Entretien avec Andreas Krieg, professeur au département d’études de la défense du King’s College de Londres et spécialiste du Moyen-Orient. Andreas Krieg est intervenu le 14 mars à Paris lors de la conférence de lancement de la rubrique « In the middle » sur le blocus du Qatar.
Opinion Internationale : De votre point de vue, quel a été le facteur déclenchant de la crise du Golfe survenue début juin 2017 ?
Andreas Krieg : La crise du Golfe de 2017 a commencé avec le piratage de l’Agence de presse du Qatar et la propagation de fausses informations. Depuis qu’elle a débouché sur une impasse diplomatique en août 2017, la crise, même si elle n’a pas empiré, a été entretenue par une campagne de désinformation ciblant principalement les médias, les universitaires et les décideurs politiques occidentaux.
Opinion Internationale : Mais cette campagne de désinformation, sur quelle divergence de fond se construit-elle ?
Andreas Krieg : Pour résoudre cette crise, il faut la regarder au-delà d’un simple conflit relationnel ou de dossiers de fond. Il faut l’appréhender comme un conflit idéologique au travers de discours, de récits. Certains ont considéré cet affrontement comme un « jeu d’apparences » entre familles royales, d’autres l’ont vu comme la résultante de la relation entre les États du Golfe et l’Iran, ou encore comme la conséquence du financement de la terreur. En réalité, la crise du Golfe de 2017 va bien au-delà des familles royales. Elle a quitté depuis longtemps les rives d’un dialogue honnête sur la meilleure façon de s’attaquer au financement du terrorisme ou de traiter avec la République islamique.

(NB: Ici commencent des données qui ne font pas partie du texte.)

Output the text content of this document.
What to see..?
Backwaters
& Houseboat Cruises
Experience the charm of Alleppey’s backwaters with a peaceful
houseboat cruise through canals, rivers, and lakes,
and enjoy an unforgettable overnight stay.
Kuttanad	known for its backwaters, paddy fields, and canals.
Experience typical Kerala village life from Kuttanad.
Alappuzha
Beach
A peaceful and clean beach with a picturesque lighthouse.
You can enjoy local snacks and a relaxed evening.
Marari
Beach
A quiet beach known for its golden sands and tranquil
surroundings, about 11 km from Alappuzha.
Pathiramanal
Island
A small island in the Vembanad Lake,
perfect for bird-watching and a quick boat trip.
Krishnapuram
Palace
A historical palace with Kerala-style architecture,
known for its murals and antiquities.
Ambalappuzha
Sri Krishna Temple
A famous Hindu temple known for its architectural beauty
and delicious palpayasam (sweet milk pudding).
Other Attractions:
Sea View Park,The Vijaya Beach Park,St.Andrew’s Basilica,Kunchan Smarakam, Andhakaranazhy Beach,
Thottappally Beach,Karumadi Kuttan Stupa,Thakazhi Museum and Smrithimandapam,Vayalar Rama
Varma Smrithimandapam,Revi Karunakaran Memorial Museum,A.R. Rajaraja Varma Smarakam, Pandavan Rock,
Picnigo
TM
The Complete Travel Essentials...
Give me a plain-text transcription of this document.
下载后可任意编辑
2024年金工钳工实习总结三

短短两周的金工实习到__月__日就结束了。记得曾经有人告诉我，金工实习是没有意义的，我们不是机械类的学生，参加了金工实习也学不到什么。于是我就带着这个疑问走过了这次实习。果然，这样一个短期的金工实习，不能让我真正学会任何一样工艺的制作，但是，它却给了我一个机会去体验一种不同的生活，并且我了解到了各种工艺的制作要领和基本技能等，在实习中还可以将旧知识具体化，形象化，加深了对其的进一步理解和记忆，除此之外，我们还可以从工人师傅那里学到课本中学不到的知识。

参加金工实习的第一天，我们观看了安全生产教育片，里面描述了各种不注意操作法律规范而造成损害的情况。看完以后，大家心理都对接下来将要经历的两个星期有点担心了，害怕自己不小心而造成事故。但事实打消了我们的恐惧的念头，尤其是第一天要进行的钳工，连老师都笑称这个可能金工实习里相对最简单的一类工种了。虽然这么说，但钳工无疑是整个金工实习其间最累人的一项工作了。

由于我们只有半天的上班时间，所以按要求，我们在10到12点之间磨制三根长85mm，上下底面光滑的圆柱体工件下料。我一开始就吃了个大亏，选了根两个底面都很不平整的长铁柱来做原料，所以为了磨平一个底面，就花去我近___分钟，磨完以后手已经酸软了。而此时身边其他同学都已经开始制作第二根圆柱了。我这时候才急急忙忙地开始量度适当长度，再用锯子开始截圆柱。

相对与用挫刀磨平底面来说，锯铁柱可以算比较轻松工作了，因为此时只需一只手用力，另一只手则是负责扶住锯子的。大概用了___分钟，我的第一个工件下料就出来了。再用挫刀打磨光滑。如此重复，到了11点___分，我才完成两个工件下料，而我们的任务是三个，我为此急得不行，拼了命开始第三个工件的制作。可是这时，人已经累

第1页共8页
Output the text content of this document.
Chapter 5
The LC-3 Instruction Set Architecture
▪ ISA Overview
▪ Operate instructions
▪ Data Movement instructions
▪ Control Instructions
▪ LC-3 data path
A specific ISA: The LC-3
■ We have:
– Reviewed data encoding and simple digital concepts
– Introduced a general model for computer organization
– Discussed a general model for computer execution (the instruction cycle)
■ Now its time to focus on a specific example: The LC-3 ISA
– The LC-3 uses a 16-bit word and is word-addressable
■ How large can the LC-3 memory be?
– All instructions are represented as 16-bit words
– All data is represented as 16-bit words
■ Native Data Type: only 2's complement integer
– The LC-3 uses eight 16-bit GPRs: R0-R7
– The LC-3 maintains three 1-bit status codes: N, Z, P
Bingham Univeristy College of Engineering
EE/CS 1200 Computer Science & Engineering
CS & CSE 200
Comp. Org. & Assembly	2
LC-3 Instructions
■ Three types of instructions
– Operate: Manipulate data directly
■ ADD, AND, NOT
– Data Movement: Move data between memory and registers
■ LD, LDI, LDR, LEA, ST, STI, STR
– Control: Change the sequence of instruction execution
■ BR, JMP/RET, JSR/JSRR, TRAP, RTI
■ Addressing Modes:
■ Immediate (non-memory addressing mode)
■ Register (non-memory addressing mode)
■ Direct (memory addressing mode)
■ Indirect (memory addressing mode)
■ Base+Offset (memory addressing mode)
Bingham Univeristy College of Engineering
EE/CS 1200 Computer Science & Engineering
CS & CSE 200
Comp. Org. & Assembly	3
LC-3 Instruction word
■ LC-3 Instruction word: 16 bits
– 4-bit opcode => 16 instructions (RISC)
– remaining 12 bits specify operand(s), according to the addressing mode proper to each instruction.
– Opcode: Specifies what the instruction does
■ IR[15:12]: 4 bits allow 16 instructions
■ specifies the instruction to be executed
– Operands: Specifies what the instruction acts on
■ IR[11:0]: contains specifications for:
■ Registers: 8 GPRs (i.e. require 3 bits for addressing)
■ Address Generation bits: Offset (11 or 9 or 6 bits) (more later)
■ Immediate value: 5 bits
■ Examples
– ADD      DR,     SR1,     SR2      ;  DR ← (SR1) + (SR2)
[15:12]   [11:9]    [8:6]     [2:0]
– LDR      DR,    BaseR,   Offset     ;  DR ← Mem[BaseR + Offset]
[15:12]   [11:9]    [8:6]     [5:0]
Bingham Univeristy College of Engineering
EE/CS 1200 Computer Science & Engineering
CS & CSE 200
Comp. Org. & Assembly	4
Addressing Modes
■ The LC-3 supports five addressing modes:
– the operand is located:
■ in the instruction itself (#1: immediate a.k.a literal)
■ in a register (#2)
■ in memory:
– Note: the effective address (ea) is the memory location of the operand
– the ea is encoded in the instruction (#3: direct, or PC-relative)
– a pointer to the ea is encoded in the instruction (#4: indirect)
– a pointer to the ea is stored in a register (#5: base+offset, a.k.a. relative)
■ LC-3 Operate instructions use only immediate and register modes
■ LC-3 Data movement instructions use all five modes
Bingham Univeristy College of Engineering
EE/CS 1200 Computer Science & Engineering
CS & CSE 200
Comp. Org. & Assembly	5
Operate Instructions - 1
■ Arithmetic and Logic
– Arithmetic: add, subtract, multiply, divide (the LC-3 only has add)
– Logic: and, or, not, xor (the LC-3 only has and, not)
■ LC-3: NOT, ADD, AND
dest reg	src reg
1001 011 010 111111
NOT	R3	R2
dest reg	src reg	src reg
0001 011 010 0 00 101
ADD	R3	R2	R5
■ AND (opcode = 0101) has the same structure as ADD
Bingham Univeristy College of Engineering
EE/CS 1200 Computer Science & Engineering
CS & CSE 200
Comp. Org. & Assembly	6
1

Depuis la fin de l’été 2017, le conflit est entretenu par un affrontement polarisé sur les discours, les campagnes de dénigrement et les fausses accusations, le tout dans le but de miner la légitimité et la crédibilité du Qatar aux yeux du public et en particulier du public occidental.
Opinion Internationale : Mais cette guerre des mots a bien des origines ?
Andreas Krieg : En effet, cet affrontement de discours et de récits trouve ses racines dans le “Printemps arabe” et les visions diamétralement opposées sur la façon de ramener la stabilité dans la région.
Opinion Internationale : C’est à dire ?
Andreas Krieg : D’un côté on trouve la vision qatarie, c’est à dire un discours régional favorable à la gouvernance pluraliste, aux libertés civiles et à la justice sociale. Ce récit qatari, bien que quelque peu naïf et éloigné de la réalité socio-politique de la région, est le produit de la vision d’un homme, l’Emir Hamad bin Khalifa Al Thani, dont l’arrivée au pouvoir au début des années 1990 a transformé le pays, d’exportateur de pétrole sans beaucoup de futur en premier producteur mondial de gaz naturel liquéfié.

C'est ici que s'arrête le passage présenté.